Lee held out his hand, and George took it. Then he asked him if he would stay there that night, and George consented.
Day was fast sinking behind the trees, and making golden boughs overhead. Lee stood at the hut door watching the sun set, and thinking, perhaps, of old Devon. He seemed sad, and let us hope he was regretting his old crimes while time was left him. Night was closing in on him, and having looked once more on the darkening sky, and the fog coldly creeping up the gully, he turned with a sigh and a shudder into the hut, and shut the door.

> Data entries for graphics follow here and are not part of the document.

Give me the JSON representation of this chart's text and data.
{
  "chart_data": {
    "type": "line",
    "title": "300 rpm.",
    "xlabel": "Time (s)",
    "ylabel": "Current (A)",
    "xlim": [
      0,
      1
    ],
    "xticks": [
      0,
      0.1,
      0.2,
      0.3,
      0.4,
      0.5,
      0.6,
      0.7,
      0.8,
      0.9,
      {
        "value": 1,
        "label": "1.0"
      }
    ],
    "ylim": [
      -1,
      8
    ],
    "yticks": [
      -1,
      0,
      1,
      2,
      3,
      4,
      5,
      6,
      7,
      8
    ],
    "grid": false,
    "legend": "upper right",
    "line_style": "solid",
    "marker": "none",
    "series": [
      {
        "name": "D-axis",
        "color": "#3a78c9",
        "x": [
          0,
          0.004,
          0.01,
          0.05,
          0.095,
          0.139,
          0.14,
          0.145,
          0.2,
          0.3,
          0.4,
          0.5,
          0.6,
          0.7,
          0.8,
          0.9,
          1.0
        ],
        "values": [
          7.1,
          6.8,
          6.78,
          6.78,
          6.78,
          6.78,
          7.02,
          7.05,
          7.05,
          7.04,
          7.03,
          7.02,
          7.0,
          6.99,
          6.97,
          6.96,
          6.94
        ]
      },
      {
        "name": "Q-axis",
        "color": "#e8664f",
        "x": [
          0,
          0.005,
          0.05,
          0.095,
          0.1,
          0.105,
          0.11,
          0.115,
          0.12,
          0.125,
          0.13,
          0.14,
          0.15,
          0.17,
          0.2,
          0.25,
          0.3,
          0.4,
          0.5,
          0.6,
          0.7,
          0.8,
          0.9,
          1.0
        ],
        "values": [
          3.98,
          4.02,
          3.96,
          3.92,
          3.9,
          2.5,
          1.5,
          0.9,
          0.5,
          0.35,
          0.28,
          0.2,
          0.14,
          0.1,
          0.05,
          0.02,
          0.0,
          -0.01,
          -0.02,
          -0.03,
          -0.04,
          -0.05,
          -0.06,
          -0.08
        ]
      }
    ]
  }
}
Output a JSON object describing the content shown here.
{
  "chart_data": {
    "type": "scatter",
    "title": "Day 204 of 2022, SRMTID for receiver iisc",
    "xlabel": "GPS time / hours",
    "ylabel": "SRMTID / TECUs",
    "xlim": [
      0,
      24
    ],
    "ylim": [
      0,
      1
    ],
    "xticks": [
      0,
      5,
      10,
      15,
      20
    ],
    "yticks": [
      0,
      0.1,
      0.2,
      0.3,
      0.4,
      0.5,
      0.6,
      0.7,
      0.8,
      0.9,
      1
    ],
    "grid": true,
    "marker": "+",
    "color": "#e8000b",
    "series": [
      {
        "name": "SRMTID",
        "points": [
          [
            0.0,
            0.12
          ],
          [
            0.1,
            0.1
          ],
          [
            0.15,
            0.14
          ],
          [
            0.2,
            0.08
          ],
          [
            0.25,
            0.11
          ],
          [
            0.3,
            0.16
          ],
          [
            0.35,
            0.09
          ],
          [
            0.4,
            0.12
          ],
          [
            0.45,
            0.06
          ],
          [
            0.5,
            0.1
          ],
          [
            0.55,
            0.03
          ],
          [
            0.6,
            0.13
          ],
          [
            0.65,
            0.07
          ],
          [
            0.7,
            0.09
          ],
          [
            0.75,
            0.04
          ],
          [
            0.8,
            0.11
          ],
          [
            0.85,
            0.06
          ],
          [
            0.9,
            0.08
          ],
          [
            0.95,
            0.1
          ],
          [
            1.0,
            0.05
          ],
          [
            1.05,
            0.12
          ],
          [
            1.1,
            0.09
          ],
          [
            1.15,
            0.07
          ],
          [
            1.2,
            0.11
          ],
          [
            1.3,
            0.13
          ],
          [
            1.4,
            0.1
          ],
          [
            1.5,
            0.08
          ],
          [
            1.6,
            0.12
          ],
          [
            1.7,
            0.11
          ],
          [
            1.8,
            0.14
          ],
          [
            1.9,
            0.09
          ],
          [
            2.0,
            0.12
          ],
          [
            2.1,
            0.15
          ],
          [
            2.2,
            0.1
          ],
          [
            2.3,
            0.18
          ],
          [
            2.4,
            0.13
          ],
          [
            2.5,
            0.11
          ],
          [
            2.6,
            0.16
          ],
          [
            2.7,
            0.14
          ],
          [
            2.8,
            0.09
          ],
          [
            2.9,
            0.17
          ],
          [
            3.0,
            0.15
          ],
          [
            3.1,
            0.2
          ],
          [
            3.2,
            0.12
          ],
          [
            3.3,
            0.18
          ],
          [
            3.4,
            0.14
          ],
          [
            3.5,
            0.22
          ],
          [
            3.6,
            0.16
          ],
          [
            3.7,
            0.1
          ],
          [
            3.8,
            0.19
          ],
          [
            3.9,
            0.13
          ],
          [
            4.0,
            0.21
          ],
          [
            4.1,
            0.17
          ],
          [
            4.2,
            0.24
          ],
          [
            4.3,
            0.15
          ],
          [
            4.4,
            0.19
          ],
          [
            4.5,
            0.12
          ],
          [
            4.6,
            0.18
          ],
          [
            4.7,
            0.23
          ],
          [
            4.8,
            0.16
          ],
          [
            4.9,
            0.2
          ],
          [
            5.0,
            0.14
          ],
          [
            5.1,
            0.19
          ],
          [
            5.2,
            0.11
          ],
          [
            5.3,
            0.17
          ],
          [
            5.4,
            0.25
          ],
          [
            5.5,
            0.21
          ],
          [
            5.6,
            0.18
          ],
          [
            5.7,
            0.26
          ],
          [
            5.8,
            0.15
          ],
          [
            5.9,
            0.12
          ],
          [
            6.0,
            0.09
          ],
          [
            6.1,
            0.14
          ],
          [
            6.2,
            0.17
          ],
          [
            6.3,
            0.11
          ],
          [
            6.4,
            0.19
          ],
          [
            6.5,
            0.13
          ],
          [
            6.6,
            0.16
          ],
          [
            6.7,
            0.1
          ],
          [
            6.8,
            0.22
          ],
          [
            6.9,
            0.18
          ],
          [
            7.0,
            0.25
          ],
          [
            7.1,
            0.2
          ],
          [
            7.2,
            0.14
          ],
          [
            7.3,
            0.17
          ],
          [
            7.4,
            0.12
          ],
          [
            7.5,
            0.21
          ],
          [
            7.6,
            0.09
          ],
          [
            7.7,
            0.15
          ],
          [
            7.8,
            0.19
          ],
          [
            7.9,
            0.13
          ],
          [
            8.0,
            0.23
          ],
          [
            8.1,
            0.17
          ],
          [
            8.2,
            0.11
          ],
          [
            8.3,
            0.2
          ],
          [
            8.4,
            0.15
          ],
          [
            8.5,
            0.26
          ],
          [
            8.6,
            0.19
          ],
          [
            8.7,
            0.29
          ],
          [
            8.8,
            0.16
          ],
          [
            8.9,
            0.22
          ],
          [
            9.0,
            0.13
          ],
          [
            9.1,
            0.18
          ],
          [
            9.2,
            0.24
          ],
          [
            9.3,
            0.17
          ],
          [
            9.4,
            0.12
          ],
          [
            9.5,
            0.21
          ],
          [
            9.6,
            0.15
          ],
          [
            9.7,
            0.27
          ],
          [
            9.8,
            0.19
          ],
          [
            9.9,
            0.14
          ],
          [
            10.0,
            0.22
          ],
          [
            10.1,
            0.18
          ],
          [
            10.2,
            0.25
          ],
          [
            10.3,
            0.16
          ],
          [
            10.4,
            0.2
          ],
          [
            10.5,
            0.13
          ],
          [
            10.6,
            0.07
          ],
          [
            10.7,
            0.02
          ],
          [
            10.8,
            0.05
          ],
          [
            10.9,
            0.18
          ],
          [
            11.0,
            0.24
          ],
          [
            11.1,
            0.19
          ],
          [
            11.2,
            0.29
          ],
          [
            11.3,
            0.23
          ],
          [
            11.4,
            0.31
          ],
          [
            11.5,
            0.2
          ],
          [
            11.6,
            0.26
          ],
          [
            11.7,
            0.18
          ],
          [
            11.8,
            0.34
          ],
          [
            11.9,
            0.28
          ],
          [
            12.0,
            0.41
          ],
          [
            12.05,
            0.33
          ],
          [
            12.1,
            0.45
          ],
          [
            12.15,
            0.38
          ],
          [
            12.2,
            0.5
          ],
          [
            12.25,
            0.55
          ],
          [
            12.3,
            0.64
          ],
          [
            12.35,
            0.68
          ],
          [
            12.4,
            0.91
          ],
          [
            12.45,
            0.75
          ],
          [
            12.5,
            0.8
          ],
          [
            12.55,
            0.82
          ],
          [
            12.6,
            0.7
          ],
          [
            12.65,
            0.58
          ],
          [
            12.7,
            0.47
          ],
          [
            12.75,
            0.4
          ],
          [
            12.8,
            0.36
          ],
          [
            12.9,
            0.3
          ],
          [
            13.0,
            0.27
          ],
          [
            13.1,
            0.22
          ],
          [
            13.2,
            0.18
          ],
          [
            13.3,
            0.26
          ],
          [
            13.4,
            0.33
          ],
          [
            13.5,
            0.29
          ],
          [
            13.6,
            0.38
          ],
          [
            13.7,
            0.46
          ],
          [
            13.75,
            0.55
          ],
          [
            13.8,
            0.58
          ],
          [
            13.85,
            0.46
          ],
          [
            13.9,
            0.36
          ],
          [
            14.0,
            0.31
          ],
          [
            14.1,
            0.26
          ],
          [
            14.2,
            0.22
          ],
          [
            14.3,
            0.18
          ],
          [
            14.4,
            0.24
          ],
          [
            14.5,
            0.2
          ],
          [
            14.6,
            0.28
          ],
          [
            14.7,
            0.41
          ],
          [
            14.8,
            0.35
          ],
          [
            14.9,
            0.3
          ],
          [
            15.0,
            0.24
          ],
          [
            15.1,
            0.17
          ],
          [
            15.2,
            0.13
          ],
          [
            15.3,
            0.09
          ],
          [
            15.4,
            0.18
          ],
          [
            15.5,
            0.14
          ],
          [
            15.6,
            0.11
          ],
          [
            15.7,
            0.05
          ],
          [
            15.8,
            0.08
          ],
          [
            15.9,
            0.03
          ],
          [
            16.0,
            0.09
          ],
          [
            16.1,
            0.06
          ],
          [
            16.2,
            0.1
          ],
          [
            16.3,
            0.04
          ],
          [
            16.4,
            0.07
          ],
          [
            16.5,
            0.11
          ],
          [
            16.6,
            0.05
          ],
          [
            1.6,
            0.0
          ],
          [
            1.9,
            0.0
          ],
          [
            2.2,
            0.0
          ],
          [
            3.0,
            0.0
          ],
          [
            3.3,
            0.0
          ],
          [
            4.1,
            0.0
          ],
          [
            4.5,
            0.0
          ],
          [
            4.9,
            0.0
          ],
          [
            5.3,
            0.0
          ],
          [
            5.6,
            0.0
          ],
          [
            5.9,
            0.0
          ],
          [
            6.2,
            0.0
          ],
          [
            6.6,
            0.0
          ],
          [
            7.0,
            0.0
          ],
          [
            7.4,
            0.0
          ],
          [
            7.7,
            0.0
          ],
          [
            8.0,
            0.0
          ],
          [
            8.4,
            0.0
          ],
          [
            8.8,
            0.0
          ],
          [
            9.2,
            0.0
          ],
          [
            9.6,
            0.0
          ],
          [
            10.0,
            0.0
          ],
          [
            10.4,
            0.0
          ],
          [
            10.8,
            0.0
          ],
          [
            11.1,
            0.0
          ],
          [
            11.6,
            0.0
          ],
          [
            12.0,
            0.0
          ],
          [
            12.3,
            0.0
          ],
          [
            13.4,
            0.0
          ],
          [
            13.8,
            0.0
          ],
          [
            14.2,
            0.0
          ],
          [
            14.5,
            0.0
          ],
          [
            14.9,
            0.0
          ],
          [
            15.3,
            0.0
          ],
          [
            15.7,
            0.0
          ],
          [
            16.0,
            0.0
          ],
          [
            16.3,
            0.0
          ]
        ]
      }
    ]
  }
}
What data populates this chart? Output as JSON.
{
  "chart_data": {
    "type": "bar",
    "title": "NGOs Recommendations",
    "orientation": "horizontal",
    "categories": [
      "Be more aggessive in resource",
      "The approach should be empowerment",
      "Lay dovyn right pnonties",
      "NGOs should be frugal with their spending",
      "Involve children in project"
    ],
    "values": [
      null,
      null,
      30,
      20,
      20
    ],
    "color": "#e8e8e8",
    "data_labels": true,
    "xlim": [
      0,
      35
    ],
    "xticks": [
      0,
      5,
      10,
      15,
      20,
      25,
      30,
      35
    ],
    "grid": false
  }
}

Near midnight, and all was still. Then arose a cry upon the night so hideous, so wild, and so terrible, that the roosting birds dashed off affrighted, and the dense mist, as though in sympathising fear, prolonged the echoes a hundred fold. One articulate cry, “Oh! you treacherous dog!” given with the fierce energy of a dying man, and then night returned to her stillness, and the listeners heard nothing but the weeping of the moisture from the wintry trees.
The two perpetrators of the atrocity stood silent a minute or more, recovering themselves. Then Hawker said in a fierce whisper —
“You clumsy hound; why did you let him make that noise? I shall never get it out of my head again, if I live till a hundred. Let’s get out of this place before I go mad; I could not stay in the house with it for salvation. Get his horse, and come along.”
They got the two horses, and rode away into the night; but Hawker, in his nervous anxiety to get away, dropped a handsome cavalry pistol — a circumstance which nearly cost Doctor Mulhaus his life.
They rode till after daylight, taking a course toward the sea, and had gone nearly twelve miles before George discovered his loss, and broke out into petulant imprecations.
“I wouldn’t have lost that pistol for five pounds,” he said; “no, nor more. I shall never have one like it again. I’ve put over a parrot at twenty yards with it.”
“Go back and get it, then,” said Moody, “if it’s so valuable. I’ll camp and wait for you. We want all the arms we can get.”
“Not I,” said George; “I would not go back into that cursed hut alone for all the sheep in the country.”
“You coward,” replied the other; “afraid of a dead man. Well, if you won’t, I will: and, mind, I shall keep it for my own use.”
“You’re welcome to it, if you like to get it,” said George. And so Moody rode back.